1ª Vara Federal determina a suspensão da contratação da Caixa pela PMA
Cotidiano 22/09/2014 18h00

A decisão da juíza da 1ª Vara da Justiça Federal em Sergipe, Telma Maria Santos Machado, determinou a suspensão do Procedimento de Dispensa de Licitação n. 003/2014 do Município de Aracaju, realizado para a contratação centralizada da Caixa Econômica Federal para prestação de serviços bancários à Administração Direta e Indireta do Poder Executivo Municipal, bem assim de todos os atos porventura realizados em decorrência do mesmo, a exemplo de celebração de contratos, transferências de recursos, contas etc., devendo portanto, o Município de Aracaju manter todos os serviços incluídos no referido procedimento no Banco do Estado d e Sergipe (Banese), ou providenciar o seu retorno à referida instituição, se já transferidos.

A decisão foi proferida nos autos da Ação Civil Pública movida pelo Sindicato dos Empregados em Estabelecimentos Bancários no Estado de Sergipe – SEEB em face do Município de Aracaju e da Caixa Econômica Federal, na qual foi questionada a legalidade e constitucionalidade do referido procedimento.

Ao analisar a questão trazida pelo Sindicato, a Juíza Telma Machado dividiu-a em três elementos a serem considerados, quais sejam:

1) A possibilidade de as pessoas políticas de direito público interno, como o Município de Aracaju, contratarem com instituições financeiras não oficiais a prestação de serviços envolvendo o depósito de suas disponibilidades de caixa e os serviços de que se valem para realizar o pagamento de seus servidores;

2) O enquadramento da CAIXA como instituição financeira oficial; e, ainda;

3) A possibilidade de contratação da CAIXA através do procedimento de dispensa de licitação.
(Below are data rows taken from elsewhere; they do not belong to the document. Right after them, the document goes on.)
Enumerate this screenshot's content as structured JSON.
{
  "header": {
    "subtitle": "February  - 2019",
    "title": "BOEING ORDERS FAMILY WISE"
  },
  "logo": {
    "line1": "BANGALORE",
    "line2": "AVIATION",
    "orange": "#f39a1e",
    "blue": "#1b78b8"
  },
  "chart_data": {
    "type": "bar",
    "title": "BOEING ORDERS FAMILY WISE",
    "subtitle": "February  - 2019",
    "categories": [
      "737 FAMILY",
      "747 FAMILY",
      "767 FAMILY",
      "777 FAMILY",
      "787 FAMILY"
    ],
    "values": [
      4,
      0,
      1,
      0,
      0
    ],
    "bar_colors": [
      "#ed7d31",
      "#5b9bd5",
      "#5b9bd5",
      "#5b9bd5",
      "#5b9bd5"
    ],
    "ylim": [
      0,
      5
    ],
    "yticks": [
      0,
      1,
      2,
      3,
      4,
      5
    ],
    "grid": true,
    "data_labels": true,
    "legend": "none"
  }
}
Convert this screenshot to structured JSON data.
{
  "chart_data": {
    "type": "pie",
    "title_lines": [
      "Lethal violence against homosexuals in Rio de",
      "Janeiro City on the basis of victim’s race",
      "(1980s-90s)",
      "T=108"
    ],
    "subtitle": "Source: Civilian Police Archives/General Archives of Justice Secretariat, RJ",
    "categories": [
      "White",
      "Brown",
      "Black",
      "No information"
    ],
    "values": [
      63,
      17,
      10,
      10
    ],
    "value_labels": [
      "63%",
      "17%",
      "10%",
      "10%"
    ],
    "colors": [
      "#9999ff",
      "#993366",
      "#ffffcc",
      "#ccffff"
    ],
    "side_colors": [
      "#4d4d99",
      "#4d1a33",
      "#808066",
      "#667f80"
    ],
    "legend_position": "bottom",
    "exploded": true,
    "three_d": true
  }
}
Nesse contexto, a Juíza Federal entendeu que as normas contidas nas Constituições Federal e Estadual vigentes estabelecem a obrigatoriedade de depósito das disponibilidades de caixa dos Municípios em instituições financeiras oficiais e que, quando os recursos financeiros forem originados do próprio Estado ou de seus Municípios, o banco oficial para depósito será o Banco do Estado de Sergipe S/A - BANESE.

Asseverando que a disponibilidade de caixa se traduz nos valores pecuniários de propriedade do ente da federação e a ele disponíveis, destinados essencialmente à consecução de suas políticas públicas, enquanto que o depósito relativo à sua folha de pagamento é de propriedade dos servidores titulares das contas utilizadas, não estando disponíveis ao Município, por constituirem-se em autênticos pagamentos de despesas daquela pessoa política, afirmou que as disponibilidades de caixa do Município de Aracaju devem ser, necessariamente, depositadas junto a uma Instituição financeira oficial, bem assim que os recursos financeiros originários do próprio Município ou do Estado de Sergipe devem ser depositados no Banco do Estado de Sergipe S/A – Banese, ficando, de outro lado, os depósitos relativos à folha de pagamento dos servidores municipais ou qualquer outro que se caracterize como pagamento de despesa, portanto, não disponível à Municipalidade, podendo ser efetuados em outras Instituições financeiras, oficiais ou privadas.

Quanto ao terceiro aspecto analisado, referente à necessidade de licitação, a magistrada asseverou que a Caixa, enquanto empresa pública, está dispensada de licitação quando o contrato tiver por objeto a consecução de políticas públicas, a exemplo dos planos habitacionais ou outra política pública por ela operacionalizada, mas não quando o objeto do contrato for relativo a atividade bancária típica, hipótese em que se sujeita, em regra, às normas de mercado, à livre concorrência e aos demais princípios da ordem econômica estampados na CF/88, devendo, assim, submeter-se ao procedimento licitatório.

Telma Machado destacou, com isso, que a parcela dos serviços que poderiam se contratados com a Caixa Econômica Federal, tendo em vista a imposição contida nos arts. 164, § 3º da CF/88 e 148 da CE/89, em especial o repasse da folha de pagamento dos servidores municipais, por se caracterizarem como atividade tipicamente bancária, deve ser realizada mediante procedimento licitatório, ao qual a CAIXA deve se sujeitar em iguais condições com as entidade privadas, observando-se os princípios constitucionais da ordem econômica e as regras que regem tal procedimento.

Por fim, ao suspender o procedimento de dispensa de licitação realizado pela Municipalidade, a Juíza Federal ressaltou que, enquanto não for contratada, mediante licitação, uma instituição financeira para a prestação de serviços bancários relativos à folha de pagamento dos servidores municipais e de outros serviços não incluídos na disponibilidade de caixa da Municipalidade com recursos de origem própria, esses deverão ser necessariamente prestado pelo banco oficial do Estado, o Banese.